Zdziwieni takim zachowaniem policjanci poinformowali gdańszczanina, jakie mogą być konsekwencje takiej brawury, oraz że jako kierowca jest on odpowiedzialny nie tylko za siebie, ale także za wszystkich innych uczestników ruchu drogowego. Mężczyzna za popełnione wykroczenia został ukarany mandatami w wysokości 1400 zł oraz 17 punktami karnymi, a następnie odjechał w dalszą drogę.
Kilka godzin później na skrzynkę mailową Komendy Miejskiej Policji w Słupsku wpłynęła wiadomość, która zaczyna się od zdania „mój mail może wydawać się dziwny i nietypowy, ale chciałbym podziękować Policjantom, którzy mnie dzisiaj zatrzymali i ukarali bardzo dużą liczbą punktów karnych”. W kolejnej części swojego maila ukarany kierowca opisuje, jak wyglądała policyjna interwencja oraz co w jej trakcie mówili funkcjonariusze.
Przekaz był prosty. Jeśli przez moją brawurę, moje dzieci zginą, to nigdy sobie tego nie wybaczę. Trafiło to do mnie
- Po zatrzymaniu policjanci uspokoili moją rodzinę, przede wszystkim moje dzieci. Zapytali mojej żony, dlaczego pozwoliła mi przekroczyć prędkość - czytamy. - Przy tym wszystkim zachowywali się wzorowo i profesjonalnie, wytłumaczyli co zrobiłem źle i jednocześnie nie mogli zrozumieć, dlaczego jechałem w taki sposób wioząc całą rodzinę. I teraz najważniejsze, uświadomili mi, że moje zachowanie naraziło moją rodzinę, trafiło to do mnie, jest mi głupio i bardzo dziękuję za punkty i mandat.

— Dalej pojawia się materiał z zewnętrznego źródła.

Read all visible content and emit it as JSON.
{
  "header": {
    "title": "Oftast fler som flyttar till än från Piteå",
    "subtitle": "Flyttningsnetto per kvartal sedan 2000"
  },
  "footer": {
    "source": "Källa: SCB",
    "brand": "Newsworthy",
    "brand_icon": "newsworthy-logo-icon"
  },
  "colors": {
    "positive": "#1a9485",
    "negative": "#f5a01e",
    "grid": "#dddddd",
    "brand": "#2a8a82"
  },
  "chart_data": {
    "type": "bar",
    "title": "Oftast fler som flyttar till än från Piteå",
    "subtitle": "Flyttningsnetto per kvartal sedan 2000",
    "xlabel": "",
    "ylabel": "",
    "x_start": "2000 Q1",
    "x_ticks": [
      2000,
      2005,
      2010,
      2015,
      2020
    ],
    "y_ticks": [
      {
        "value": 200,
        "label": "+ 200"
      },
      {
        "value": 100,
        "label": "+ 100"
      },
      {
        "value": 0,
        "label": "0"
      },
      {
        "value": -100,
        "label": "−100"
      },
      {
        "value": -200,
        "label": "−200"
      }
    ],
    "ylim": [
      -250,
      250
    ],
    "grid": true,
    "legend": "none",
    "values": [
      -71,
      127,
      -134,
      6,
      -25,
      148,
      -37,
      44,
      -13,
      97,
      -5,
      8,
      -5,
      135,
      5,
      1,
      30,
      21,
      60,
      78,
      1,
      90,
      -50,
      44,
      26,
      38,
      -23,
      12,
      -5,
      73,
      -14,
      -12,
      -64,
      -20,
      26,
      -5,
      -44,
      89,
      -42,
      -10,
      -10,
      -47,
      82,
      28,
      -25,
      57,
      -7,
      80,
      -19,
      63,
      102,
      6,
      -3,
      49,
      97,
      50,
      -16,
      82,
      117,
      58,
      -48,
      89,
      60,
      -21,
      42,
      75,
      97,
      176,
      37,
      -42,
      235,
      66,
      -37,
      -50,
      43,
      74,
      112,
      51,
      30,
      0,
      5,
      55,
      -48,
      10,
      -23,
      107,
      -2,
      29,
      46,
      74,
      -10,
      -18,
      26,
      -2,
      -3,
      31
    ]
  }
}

W długiej wypowiedzi kierowca z Gdańska wielokrotnie używał słów profesjonalizm, szacunek i „pełna klasa”. Dziękował również za uratowanie życia, bo według niego rutyna i brawura za kierownicą mogłaby spowodować, że "byłby gwiazdą wiadomości (tą niechcianą i niechlubną".
Drodzy kierowcy, oby więcej takich refleksji!